John Buehler johnbue at msn.com
Thu May 2 01:17:34 CEST 2002


Raph Koster writes:
> From: John Buehler
>> Raph Koster writes:

>> If you want an emotional response from your player, you better
>> damn well make sure that it is a positive one for your player.
>> Just yanking players' chains in an effort to get them whipped up
>> in emotional situations is not a healthy way to present
>> entertainment.

> Oops, you better return the money you paid for TITANIC.

That's pretty much what I'm hoping to avoid in the interactive, and
it is a reason that I rant about social responsibility.  The
interactive medium is more impactful than the purely 'impositional'
media, a statement that most would agree with.  Given the impact of
the imposition media, I'm a little scared of what capitalists will
do with the expressive ones.

>>  Are the> player characters in a concentration camp going to
>>  adhere to the> behavioral norms of a concentration camp?

> That would depend on the design, would it not?

Exactly the point of asking the question.  Is it acceptable to
design a concentration camp where the player characters go dancing
at night, despite the fact that they are burning more calories than
their meager diet permits and that they are only accelerating their
own demise.  It would seem to trivialize the entire notion of a
concentration camp.  Warping reality through 'art' is something that
an artist seems to take pride in, despite the fact that some of
these warpings have a net negative effect on society.
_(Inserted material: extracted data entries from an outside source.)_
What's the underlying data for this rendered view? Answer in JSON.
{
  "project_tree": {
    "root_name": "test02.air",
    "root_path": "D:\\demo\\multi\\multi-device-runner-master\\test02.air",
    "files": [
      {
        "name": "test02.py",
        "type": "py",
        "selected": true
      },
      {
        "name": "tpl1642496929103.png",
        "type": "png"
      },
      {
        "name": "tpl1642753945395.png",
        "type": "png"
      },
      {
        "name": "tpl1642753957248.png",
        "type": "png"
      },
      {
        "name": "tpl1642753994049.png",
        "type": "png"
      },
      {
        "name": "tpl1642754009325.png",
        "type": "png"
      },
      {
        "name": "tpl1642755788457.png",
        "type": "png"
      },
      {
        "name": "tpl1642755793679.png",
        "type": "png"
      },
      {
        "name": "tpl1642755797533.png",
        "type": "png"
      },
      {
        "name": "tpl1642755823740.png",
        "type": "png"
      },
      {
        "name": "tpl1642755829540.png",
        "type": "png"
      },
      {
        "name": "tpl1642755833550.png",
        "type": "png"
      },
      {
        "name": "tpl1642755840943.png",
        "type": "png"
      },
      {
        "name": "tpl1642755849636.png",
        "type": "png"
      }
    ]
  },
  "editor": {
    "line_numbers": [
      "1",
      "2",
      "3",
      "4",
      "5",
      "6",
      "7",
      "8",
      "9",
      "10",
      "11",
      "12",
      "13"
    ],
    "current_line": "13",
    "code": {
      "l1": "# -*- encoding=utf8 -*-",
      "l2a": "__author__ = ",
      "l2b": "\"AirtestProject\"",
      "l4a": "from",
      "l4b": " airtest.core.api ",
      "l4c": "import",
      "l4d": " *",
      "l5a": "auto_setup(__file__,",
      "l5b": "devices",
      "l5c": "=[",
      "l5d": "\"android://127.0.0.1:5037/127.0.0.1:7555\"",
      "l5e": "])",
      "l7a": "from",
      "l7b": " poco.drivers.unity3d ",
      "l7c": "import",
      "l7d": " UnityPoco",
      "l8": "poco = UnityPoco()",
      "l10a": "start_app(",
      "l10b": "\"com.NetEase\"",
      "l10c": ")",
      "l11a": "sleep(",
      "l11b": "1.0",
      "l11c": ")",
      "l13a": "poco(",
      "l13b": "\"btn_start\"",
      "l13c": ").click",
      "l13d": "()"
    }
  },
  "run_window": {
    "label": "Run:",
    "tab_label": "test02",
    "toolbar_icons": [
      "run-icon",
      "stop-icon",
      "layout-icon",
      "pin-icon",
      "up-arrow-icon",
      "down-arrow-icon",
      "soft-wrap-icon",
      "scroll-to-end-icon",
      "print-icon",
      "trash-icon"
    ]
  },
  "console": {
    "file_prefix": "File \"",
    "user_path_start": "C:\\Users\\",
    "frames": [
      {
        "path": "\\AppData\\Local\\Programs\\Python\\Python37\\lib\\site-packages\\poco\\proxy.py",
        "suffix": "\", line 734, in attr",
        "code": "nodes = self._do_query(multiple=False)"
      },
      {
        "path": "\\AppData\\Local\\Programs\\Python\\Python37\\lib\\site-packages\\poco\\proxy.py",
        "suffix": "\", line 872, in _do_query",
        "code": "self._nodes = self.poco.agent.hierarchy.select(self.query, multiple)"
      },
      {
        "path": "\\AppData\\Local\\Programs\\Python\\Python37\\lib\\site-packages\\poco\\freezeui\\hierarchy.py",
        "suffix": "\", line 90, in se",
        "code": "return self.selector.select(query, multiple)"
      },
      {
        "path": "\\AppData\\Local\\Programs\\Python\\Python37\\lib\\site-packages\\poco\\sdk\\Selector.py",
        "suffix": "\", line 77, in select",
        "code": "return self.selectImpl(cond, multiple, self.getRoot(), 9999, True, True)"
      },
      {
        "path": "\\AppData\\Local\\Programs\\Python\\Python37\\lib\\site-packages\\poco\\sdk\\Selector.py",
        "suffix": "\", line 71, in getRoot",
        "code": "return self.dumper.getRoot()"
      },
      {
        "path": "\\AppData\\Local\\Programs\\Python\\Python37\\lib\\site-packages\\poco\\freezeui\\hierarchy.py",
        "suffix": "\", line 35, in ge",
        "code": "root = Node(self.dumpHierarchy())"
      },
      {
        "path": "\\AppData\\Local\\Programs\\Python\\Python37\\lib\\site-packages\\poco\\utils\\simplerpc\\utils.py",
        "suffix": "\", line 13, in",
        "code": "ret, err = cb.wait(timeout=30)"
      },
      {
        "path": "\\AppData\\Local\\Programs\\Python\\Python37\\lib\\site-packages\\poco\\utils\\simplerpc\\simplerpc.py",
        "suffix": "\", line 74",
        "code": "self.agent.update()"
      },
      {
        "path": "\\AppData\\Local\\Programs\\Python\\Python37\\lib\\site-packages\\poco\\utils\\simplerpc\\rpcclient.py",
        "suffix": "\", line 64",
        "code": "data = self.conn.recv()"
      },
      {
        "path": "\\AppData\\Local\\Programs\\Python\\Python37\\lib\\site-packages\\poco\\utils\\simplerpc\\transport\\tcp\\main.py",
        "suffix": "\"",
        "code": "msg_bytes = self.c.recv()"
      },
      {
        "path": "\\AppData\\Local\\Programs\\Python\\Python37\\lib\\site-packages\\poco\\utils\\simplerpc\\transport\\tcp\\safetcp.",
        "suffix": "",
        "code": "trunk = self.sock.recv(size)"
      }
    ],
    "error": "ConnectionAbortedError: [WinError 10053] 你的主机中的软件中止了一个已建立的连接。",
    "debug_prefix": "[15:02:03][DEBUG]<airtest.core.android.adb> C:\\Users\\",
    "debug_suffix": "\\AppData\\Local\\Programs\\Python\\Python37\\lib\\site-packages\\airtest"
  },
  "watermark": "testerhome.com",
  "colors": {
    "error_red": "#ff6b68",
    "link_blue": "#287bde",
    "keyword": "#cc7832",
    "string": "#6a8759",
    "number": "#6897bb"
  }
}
>> I'm working up my own design for a virtual environment, and it
>> involves fairly autonomous characters that the player only
>> directs, not controls.  I see that model as viable for what
>> you're pursuing because it ensures that the social context of the
>> characters remains intact.  And at the same time, the players
>> interact with each other as players, permitting player community
>> to build.  It's almost a step away from interactive movies, where
>> people in the theatre get to nudge characters to do this and
>> that, and the people in the theatre get to talk about what
>> they're witnessing.  That would seem a viable model for a
>> concentration camp or Colonial Williamsburg, rather than the
>> current model of direct control of every action taken by a
>> character.

> I usually use both those examples as examples of "impositional
> worlds" as opposed to "expressive worlds," cf

>    http://www.legendmud.org/raph/gaming/narrativeenvironments.html

> Short form: I agree with your approach.

Where does Star Wars Galaxies (?) fit on the spectrum of
impositional to expressive worlds?  Have you picked a sweet spot
that you would like to explore?  I'm rather more interested in a
midpoint between expression and imposition.  This permits the
players to actually cause things to happen (choose to fill a trade
order or not according to their own agenda), while maintaining the
social norms (politely declines the mayor's request for the trade
item, versus simply ignoring a peasant that he never liked anyway).
It seems that environments like the one I have in mind aren't
practical given today's technologies in artificial intelligence.